Our eyes met. Mine were probably confused and a little bit apprehensive. His were unreadable. At least until he gave me a little smile; then they warmed up enough to make me want to drag him upstairs even with Bobby in the house.
“Focus, Princess,” Bobby said, smacking me on the leg. “Happy time later. Right now, let’s get this shit done.”
“I’m that easy to read?” I asked.
“A blind man across the street can read you,” Jae murmured, and he kissed me as he settled down on the couch beside me. “Let me see what’s here.”
The living room was quiet except for the sounds of us turning pages and the crunch of pickled vegetables being eaten. I’d offered Bobby a second beer, but he shook his head, telling me to bring him back a Coke. I brought b
ack two and a refill for Jae’s coffee. My lover mumbled a half thank you as he read, a frown wrinkling his eyebrows. I’d given him a small blank book to make notes in, and he wrote something down every once in a while, frowning more every time he filled a page. I peeked over his shoulder to see what he’d written, only to find it was in Korean.
“That does not help,” I pointed out.
“I’ll type it up in English later. Go back to what you were doing,” he grumbled at me. “Or just go away. This is hard. Most of the slang he uses is old. I’m having trouble with some of the words.”
The books were mostly useless, although one box held letters and family photos. I put those aside for Jae. A red-rope folder full of bills caught my interest, and I thumbed through them, trying to get an understanding of what Dae-Hoon’s finances looked like.
“Shit, even his bank statements were in Korean,” Bobby grumbled. “Yeah, I know, culturally insensitive, but damn it, this bank’s on Wilshire. Would it have killed them to use English?”
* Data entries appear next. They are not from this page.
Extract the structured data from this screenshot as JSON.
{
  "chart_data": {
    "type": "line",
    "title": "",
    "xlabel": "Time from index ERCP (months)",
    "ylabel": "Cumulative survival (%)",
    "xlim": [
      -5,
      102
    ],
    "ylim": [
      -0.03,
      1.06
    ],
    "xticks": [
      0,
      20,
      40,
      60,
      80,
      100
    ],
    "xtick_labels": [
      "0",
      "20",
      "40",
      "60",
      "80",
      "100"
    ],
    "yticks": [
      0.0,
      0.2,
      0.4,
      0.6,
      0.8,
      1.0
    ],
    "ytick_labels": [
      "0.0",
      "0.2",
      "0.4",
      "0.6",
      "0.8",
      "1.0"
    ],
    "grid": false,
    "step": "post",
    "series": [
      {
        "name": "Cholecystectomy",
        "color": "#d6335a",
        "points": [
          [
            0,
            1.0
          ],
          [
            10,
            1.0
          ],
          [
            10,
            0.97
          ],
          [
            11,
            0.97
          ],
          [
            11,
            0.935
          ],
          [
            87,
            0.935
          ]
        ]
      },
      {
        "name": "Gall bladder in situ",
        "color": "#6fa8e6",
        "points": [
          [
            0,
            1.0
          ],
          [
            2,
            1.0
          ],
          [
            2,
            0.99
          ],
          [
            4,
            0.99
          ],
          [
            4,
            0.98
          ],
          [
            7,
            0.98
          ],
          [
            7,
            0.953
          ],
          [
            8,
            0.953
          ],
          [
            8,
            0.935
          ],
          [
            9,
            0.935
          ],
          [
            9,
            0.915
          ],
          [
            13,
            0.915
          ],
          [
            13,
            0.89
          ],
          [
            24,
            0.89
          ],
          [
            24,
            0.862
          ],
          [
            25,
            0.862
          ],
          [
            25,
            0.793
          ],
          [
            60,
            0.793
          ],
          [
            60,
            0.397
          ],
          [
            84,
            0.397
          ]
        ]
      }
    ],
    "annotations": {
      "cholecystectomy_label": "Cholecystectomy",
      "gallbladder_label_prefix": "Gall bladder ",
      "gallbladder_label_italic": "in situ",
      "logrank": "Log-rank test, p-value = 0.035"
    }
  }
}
“You’re right. You’re a dick. Some of it’s in English,” I said. “It’s pretty easy to understand he was getting a lot more in than he was spending.” The same entry appeared over several of the statements, spaced out every two weeks. “I’m guessing this is his paycheck. Jae, where does it say he worked?”
“He worked for Seong hyung,” Jae said without looking up from his reading. “He was a liaison between the clients and the embassy. Nuna told us that.”
“Of course he was,” I said. “Wait, didn’t Scarlet say he walked away from everything? Even his job? What? Six months before he disappeared?”
“Yes.” Jae sounded annoyed, and he finally glanced up at me. “Why?”
“Because these deposits into his account continue up until he disappeared.” I waved the pages at him. “Seong kept paying him… even after he quit. There’s also other deposits, bigger ones.”